Computing One Dimensional Integrals

Definite and indefinite one dimensional integrals can be performed in Stan using the integrate_1d function

As an example, the normalizing constant of a left-truncated normal distribution is

$\int_{a}^{\infty} \frac{1}{\sqrt{2 π σ^{2}}} e^{- \frac{1}{2} \frac{(x - μ)^{2}}{σ^{2}}}$

To compute this integral in Stan, the integrand must first be defined as a Stan function (see the Stan Reference Manual chapter on User-Defined Functions for more information on coding user-defined functions).

real normal_density(real x,             // Function argument
                    real xc,            // Complement of function argument
                                        //  on the domain (defined later)
                    array[] real theta, // parameters
                    array[] real x_r,   // data (real)
                    array[] int x_i) {  // data (integer)
  real mu = theta[1];
  real sigma = theta[2];

  return 1 / (sqrt(2 * pi()) * sigma) * exp(-0.5 * ((x - mu) / sigma)^2);
}

This function is expected to return the value of the integrand evaluated at point x. The argument xc is used in definite integrals to avoid loss of precision near the limits of integration and is set to NaN when either limit is infinite (see the section on precision/loss in the chapter on Higher-Order Functions of the Stan Functions Reference for details on how to use this). The argument theta is used to pass in arguments of the integral that are a function of the parameters in our model. The arguments x_r and x_i are used to pass in real and integer arguments of the integral that are not a function of our parameters.

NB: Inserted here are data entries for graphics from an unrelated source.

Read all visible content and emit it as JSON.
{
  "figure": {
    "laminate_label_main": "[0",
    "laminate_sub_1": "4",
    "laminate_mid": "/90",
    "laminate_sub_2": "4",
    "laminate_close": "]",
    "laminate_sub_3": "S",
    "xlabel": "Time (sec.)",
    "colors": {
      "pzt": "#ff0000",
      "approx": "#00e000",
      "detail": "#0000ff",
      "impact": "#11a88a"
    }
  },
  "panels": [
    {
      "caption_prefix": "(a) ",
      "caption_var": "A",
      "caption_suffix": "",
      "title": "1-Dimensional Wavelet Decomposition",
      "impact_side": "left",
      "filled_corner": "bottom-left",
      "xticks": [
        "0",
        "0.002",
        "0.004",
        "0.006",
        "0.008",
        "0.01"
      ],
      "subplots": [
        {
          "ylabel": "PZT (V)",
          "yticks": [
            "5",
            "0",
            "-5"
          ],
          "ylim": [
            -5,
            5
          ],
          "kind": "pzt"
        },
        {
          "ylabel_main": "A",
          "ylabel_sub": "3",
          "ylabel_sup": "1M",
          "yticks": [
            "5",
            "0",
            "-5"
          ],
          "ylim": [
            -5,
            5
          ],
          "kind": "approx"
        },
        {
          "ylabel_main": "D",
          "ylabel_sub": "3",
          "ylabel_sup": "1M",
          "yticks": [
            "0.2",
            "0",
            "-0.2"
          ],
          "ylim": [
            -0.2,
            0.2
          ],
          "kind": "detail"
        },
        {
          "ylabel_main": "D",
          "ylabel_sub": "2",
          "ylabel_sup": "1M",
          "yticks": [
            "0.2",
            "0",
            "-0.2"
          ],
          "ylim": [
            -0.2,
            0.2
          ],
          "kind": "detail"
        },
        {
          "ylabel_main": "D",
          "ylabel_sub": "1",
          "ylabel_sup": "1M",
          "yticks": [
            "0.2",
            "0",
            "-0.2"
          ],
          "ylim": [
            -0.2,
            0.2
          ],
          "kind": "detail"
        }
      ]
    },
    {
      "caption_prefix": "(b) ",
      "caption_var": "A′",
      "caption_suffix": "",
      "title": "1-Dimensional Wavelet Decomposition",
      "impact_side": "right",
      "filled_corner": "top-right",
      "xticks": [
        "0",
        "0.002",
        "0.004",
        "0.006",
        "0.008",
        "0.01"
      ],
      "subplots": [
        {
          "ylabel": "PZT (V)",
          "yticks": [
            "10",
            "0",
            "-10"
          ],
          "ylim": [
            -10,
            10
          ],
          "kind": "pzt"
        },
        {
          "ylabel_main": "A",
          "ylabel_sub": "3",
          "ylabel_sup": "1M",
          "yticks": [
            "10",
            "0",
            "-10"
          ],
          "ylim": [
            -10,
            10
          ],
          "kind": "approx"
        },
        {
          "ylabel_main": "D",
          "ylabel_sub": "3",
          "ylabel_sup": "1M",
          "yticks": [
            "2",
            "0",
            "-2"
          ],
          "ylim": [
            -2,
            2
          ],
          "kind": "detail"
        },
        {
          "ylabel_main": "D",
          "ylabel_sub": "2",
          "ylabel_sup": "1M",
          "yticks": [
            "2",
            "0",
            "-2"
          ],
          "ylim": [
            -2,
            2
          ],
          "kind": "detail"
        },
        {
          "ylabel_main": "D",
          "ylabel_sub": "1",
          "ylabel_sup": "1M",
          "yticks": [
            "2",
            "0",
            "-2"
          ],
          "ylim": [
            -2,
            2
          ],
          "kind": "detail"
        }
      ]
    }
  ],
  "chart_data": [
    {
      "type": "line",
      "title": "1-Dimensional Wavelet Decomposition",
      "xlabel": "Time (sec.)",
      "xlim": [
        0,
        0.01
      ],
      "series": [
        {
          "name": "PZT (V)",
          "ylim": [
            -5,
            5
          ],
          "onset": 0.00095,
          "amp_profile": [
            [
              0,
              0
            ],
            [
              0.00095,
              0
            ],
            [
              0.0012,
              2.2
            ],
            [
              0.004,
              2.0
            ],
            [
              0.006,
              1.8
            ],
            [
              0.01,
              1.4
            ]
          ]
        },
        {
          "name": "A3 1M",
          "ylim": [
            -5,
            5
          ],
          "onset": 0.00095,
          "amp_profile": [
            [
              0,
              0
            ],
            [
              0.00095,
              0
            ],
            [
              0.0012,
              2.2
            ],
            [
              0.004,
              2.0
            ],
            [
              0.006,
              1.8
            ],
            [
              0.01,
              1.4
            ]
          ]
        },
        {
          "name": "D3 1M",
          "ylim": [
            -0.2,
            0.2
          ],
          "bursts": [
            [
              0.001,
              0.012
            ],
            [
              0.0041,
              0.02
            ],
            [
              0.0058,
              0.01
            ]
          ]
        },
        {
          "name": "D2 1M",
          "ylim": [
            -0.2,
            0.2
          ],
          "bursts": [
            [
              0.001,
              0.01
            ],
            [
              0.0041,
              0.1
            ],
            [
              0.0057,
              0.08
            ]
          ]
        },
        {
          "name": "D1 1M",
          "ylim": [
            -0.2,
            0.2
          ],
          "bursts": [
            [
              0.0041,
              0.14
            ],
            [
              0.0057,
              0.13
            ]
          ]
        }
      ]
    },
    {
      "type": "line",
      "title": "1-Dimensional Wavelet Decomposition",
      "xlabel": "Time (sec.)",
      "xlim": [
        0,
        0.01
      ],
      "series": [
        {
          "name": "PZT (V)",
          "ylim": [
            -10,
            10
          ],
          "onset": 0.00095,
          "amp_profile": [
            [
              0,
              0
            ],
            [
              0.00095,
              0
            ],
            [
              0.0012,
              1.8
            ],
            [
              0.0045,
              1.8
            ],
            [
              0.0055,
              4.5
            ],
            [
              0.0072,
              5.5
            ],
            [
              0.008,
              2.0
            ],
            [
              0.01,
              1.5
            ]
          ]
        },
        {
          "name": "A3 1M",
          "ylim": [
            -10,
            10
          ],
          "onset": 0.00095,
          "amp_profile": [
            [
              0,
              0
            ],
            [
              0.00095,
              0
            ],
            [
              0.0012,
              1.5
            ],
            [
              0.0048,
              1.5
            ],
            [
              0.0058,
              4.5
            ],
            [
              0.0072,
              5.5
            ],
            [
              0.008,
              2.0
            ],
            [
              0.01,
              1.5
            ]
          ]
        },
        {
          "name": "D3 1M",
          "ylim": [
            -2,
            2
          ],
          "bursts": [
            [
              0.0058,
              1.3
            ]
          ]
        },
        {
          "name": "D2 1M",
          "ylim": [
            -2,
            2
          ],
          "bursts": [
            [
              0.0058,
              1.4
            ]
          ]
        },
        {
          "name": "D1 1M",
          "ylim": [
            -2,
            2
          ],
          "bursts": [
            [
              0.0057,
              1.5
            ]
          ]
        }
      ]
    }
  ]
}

The function defining the integrand must have exactly the argument types and return type of normal_density above, though argument naming is not important. Even if x_r and x_i are unused in the integrand, they must be included in the function signature. Even if the integral does not involve some of these, they must still be supplied some value. The most efficient will be a zero-length array or vector, which can be created with rep_array(0, 0) and rep_vector(0, 0), respectively. Other options include an uninitialized variable declared with size 0, which is equivalent to the above, or any easy value, such as size 1 array created with {0}.

Calling the integrator

Suppose that our model requires evaluating the lpdf of a left-truncated normal, but the truncation limit is to be estimated as a parameter. Because the truncation point is a parameter, we must include the normalization term of the truncated pdf when computing our model’s log density. Note this is just an example of how to use the 1D integrator. The more efficient way to perform the correct normalization in Stan is described in the chapter on Truncated or Censored Data of this guide.

Such a model might look like (include the function defined at the beginning of this chapter to make this code compile):

data {
  int N;
  array[N] real y;
}

transformed data {
  array[0] real x_r;
  array[0] int x_i;
}

parameters {
  real mu;
  real<lower=0.0> sigma;
  real left_limit;
}

model {
  mu ~ normal(0, 1);
  sigma ~ normal(0, 1);
  left_limit ~ normal(0, 1);
  target += normal_lpdf(y | mu, sigma);
  target += log(integrate_1d(normal_density,
                             left_limit,
                             positive_infinity(),
                             { mu, sigma }, x_r, x_i));
}

Limits of integration

The limits of integration can be finite or infinite. The infinite limits are made available via the Stan calls negative_infinity() and positive_infinity().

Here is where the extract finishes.